Combined Heat and Power is an efficient way to generate heat with high cost saving potential. But those aren’t the only reasons you should be considering it in 2015...
With carbon reduction targets looming, and the introduction of mandatory audits like ESOS, 2015 is the perfect time to get to grips with your organisation’s energy strategy and consider investing in low-carbon technologies as a means to not only reduce your carbon emissions but also save a great deal on your energy bills.
Combined Heat and Power (CHP) presents the most significant single opportunity for organisations to reduce energy costs and improve environmental performance. Here are ten reasons why you should be thinking about CHP this year:
1. CHP is a more efficient way to generate energy
Unlike conventional ways of generating electricity where a huge amount of heat is wasted, CHP generates electricity while capturing the usable heat that is produced in this process. CHP plants can have an overall efficiency of up to 80% at the point of use, while the efficiency of a coal fired plant stands at about 38%.
2. CHP can cut your energy bills by 40%
Due to its high efficiency, organisations using CHP can save between 15% and 40% on what they would spend on power sourced from the grid and heat generated by on-site boilers. CHP installation at the Museum of Liverpool has guaranteed them annual savings of more than £500,000,.
3. CHP produces 30% less carbon dioxide
CHP’s single, efficient process means heat requirements are met without the need to burn additional fuel. Carbon emissions from CHP are therefore up to 30% less than separate conventional generation via a boiler and power station.
4. CHP is fuel neutral
CHP systems can run on a variety of fuels, including both renewables and fossil fuels. The options include natural gas, biogas, biofuel, and oil. Natural gas is the most widely used fuel in CHPs in Europe with 49.5% of schemes running on it.
5. CHP provides flexibility of supply
CHP can be used flexibly to complement other forms of energy generation, including renewables. It allows for flexibility in terms of the fuel - the fact that it does not rely on one fuel means it can run on whichever fuel is most readily available.
6. CHP increases security of supply
CHP enables organisations to generate power independently, helping to meet demand and reduce dependence on electrical imports. Some CHP can also work independently of the grid, providing emergency power in the event of a mains power failure.

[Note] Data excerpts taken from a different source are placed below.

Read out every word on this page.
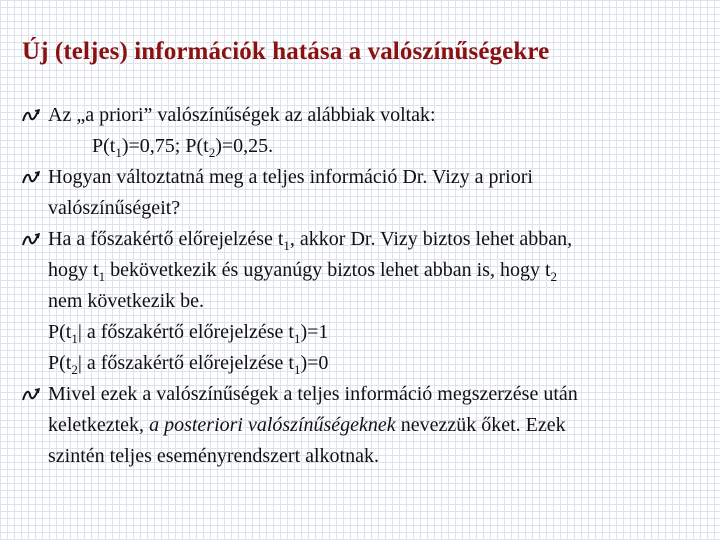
Új (teljes) információk hatása a valószínűségekre
Az „a priori” valószínűségek az alábbiak voltak:
$P(t_1)=0,75$; $P(t_2)=0,25$.
Hogyan változtatná meg a teljes információ Dr. Vizy a priori
valószínűségeit?
Ha a főszakértő előrejelzése $t_1$, akkor Dr. Vizy biztos lehet abban,
hogy $t_1$ bekövetkezik és ugyanúgy biztos lehet abban is, hogy $t_2$
nem következik be.
$P(t_1|$ a főszakértő előrejelzése $t_1)=1$
$P(t_2|$ a főszakértő előrejelzése $t_1)=0$
Mivel ezek a valószínűségek a teljes információ megszerzése után
keletkeztek, a posteriori valószínűségeknek nevezzük őket. Ezek
szintén teljes eseményrendszert alkotnak.
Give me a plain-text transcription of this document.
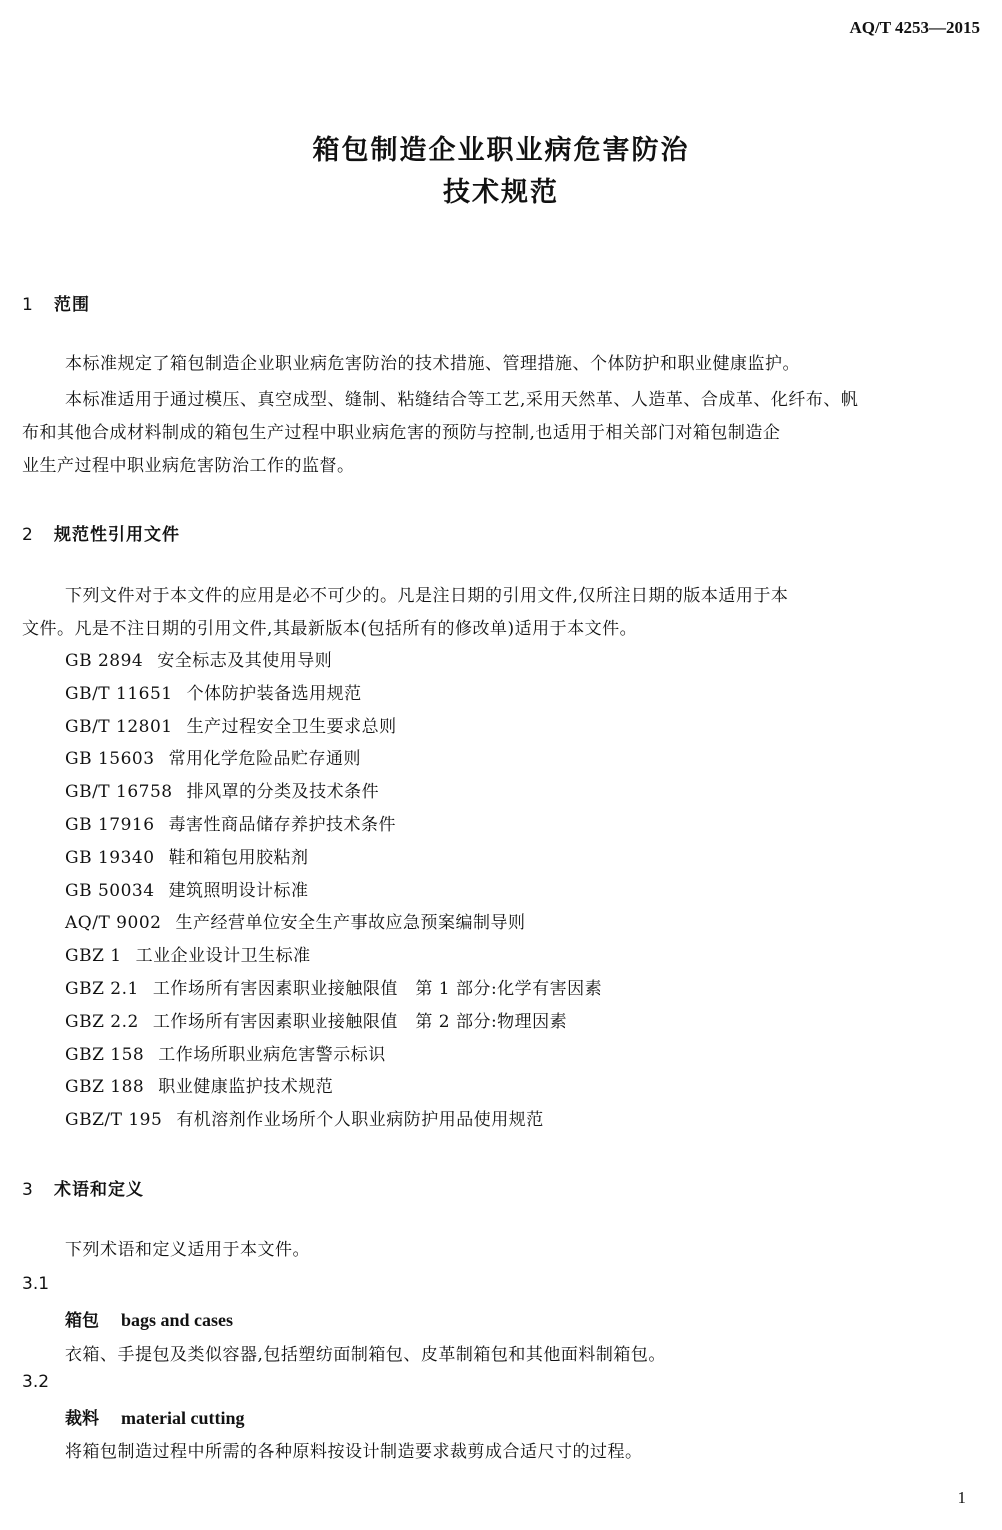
AQ/T 4253—2015
箱包制造企业职业病危害防治
技术规范
1 范围
本标准规定了箱包制造企业职业病危害防治的技术措施、管理措施、个体防护和职业健康监护。
本标准适用于通过模压、真空成型、缝制、粘缝结合等工艺,采用天然革、人造革、合成革、化纤布、帆
布和其他合成材料制成的箱包生产过程中职业病危害的预防与控制,也适用于相关部门对箱包制造企
业生产过程中职业病危害防治工作的监督。
2 规范性引用文件
下列文件对于本文件的应用是必不可少的。凡是注日期的引用文件,仅所注日期的版本适用于本
文件。凡是不注日期的引用文件,其最新版本(包括所有的修改单)适用于本文件。
GB 2894 安全标志及其使用导则
GB/T 11651 个体防护装备选用规范
GB/T 12801 生产过程安全卫生要求总则
GB 15603 常用化学危险品贮存通则
GB/T 16758 排风罩的分类及技术条件
GB 17916 毒害性商品储存养护技术条件
GB 19340 鞋和箱包用胶粘剂
GB 50034 建筑照明设计标准
AQ/T 9002 生产经营单位安全生产事故应急预案编制导则
GBZ 1 工业企业设计卫生标准
GBZ 2.1 工作场所有害因素职业接触限值　第 1 部分:化学有害因素
GBZ 2.2 工作场所有害因素职业接触限值　第 2 部分:物理因素
GBZ 158 工作场所职业病危害警示标识
GBZ 188 职业健康监护技术规范
GBZ/T 195 有机溶剂作业场所个人职业病防护用品使用规范
3 术语和定义
下列术语和定义适用于本文件。
3.1
箱包 bags and cases
衣箱、手提包及类似容器,包括塑纺面制箱包、皮革制箱包和其他面料制箱包。
3.2
裁料 material cutting
将箱包制造过程中所需的各种原料按设计制造要求裁剪成合适尺寸的过程。
1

7. CHP reduces demand on centralised power supplies
CHP reduces the overall demand on centralised power supplies, including large scale power stations fired by coal or gas. This reduces stress on the electricity grid - something which has become increasingly important as power stations across the UK are closed.
8. CHP can provide exemption from CCL
By registering under the CHPQA initiative as Good Quality CHP, organisations can qualify for relief from the Climate Change Levy. A CHP system under 2MWe could qualify for CCL relief of up to £100,000 per year.

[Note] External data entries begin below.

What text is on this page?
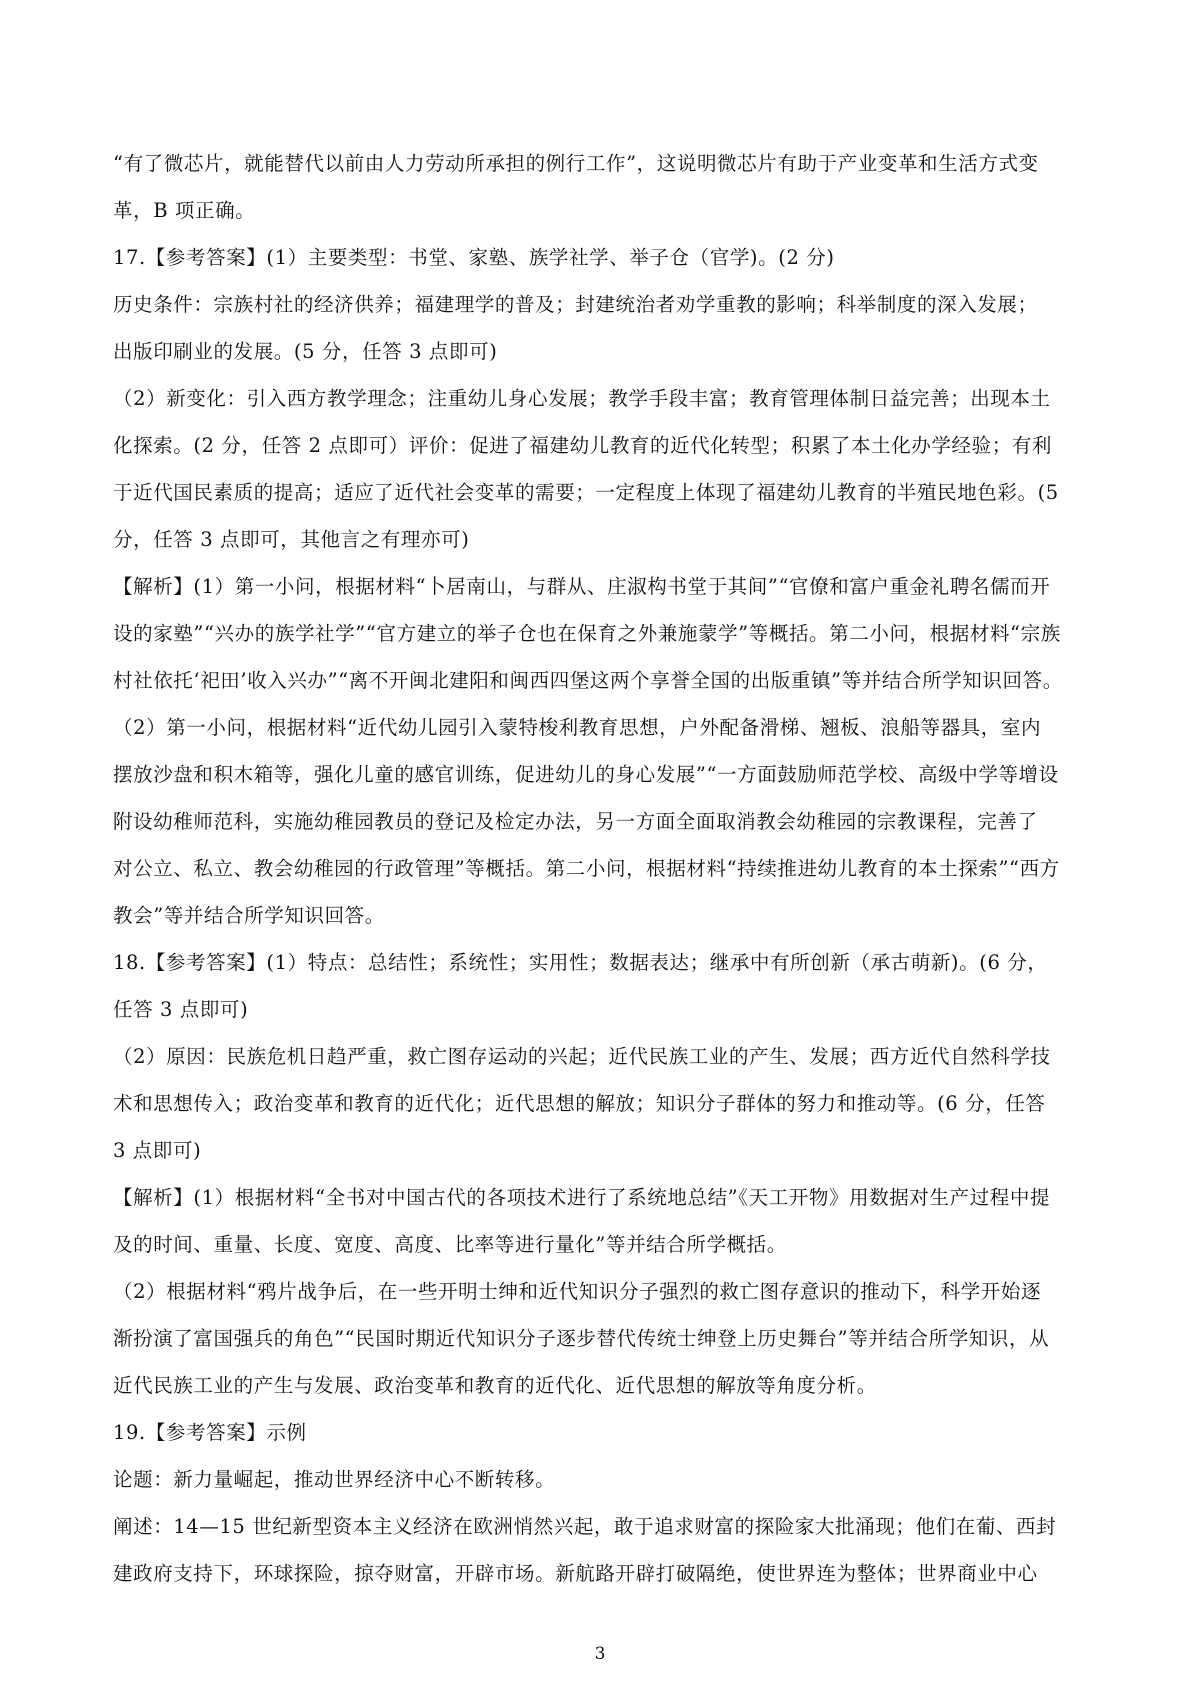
“有了微芯片，就能替代以前由人力劳动所承担的例行工作”，这说明微芯片有助于产业变革和生活方式变
革，B 项正确。
17.【参考答案】(1）主要类型：书堂、家塾、族学社学、举子仓（官学)。(2 分)
历史条件：宗族村社的经济供养；福建理学的普及；封建统治者劝学重教的影响；科举制度的深入发展；
出版印刷业的发展。(5 分，任答 3 点即可)
（2）新变化：引入西方教学理念；注重幼儿身心发展；教学手段丰富；教育管理体制日益完善；出现本土
化探索。(2 分，任答 2 点即可）评价：促进了福建幼儿教育的近代化转型；积累了本土化办学经验；有利
于近代国民素质的提高；适应了近代社会变革的需要；一定程度上体现了福建幼儿教育的半殖民地色彩。(5
分，任答 3 点即可，其他言之有理亦可)
【解析】(1）第一小问，根据材料“卜居南山，与群从、庄淑构书堂于其间”“官僚和富户重金礼聘名儒而开
设的家塾”“兴办的族学社学”“官方建立的举子仓也在保育之外兼施蒙学”等概括。第二小问，根据材料“宗族
村社依托‘祀田’收入兴办”“离不开闽北建阳和闽西四堡这两个享誉全国的出版重镇”等并结合所学知识回答。
（2）第一小问，根据材料“近代幼儿园引入蒙特梭利教育思想，户外配备滑梯、翘板、浪船等器具，室内
摆放沙盘和积木箱等，强化儿童的感官训练，促进幼儿的身心发展”“一方面鼓励师范学校、高级中学等增设
附设幼稚师范科，实施幼稚园教员的登记及检定办法，另一方面全面取消教会幼稚园的宗教课程，完善了
对公立、私立、教会幼稚园的行政管理”等概括。第二小问，根据材料“持续推进幼儿教育的本土探索”“西方
教会”等并结合所学知识回答。
18.【参考答案】(1）特点：总结性；系统性；实用性；数据表达；继承中有所创新（承古萌新)。(6 分，
任答 3 点即可)
（2）原因：民族危机日趋严重，救亡图存运动的兴起；近代民族工业的产生、发展；西方近代自然科学技
术和思想传入；政治变革和教育的近代化；近代思想的解放；知识分子群体的努力和推动等。(6 分，任答
3 点即可)
【解析】(1）根据材料“全书对中国古代的各项技术进行了系统地总结”《天工开物》用数据对生产过程中提
及的时间、重量、长度、宽度、高度、比率等进行量化”等并结合所学概括。
（2）根据材料“鸦片战争后，在一些开明士绅和近代知识分子强烈的救亡图存意识的推动下，科学开始逐
渐扮演了富国强兵的角色”“民国时期近代知识分子逐步替代传统士绅登上历史舞台”等并结合所学知识，从
近代民族工业的产生与发展、政治变革和教育的近代化、近代思想的解放等角度分析。
19.【参考答案】示例
论题：新力量崛起，推动世界经济中心不断转移。
阐述：14—15 世纪新型资本主义经济在欧洲悄然兴起，敢于追求财富的探险家大批涌现；他们在葡、西封
建政府支持下，环球探险，掠夺财富，开辟市场。新航路开辟打破隔绝，使世界连为整体；世界商业中心
3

9. CHP gives access to government incentives
As well as relief from the CCL, organisations running CHP are eligible for Enhanced Capital Allowances and Business Rates Exemption. Again, the scheme must be registered as Good Quality CHP.
10. CHP can become virtual power plants
Small clusters of CHP systems could actually prove the answer to increasing demand on the UK’s electricity network, preventing the expense of building additional generating capacity. By tapping into existing highly efficient CHP networks, peaks in electrical demand can be relieved, providing a way to decarbonise UK energy supplies while improving power resilience.
With many financing options available, CHP is something that organisations should be considering not only as a way to lower energy spend, but also a way to reduce network demand and meet carbon targets.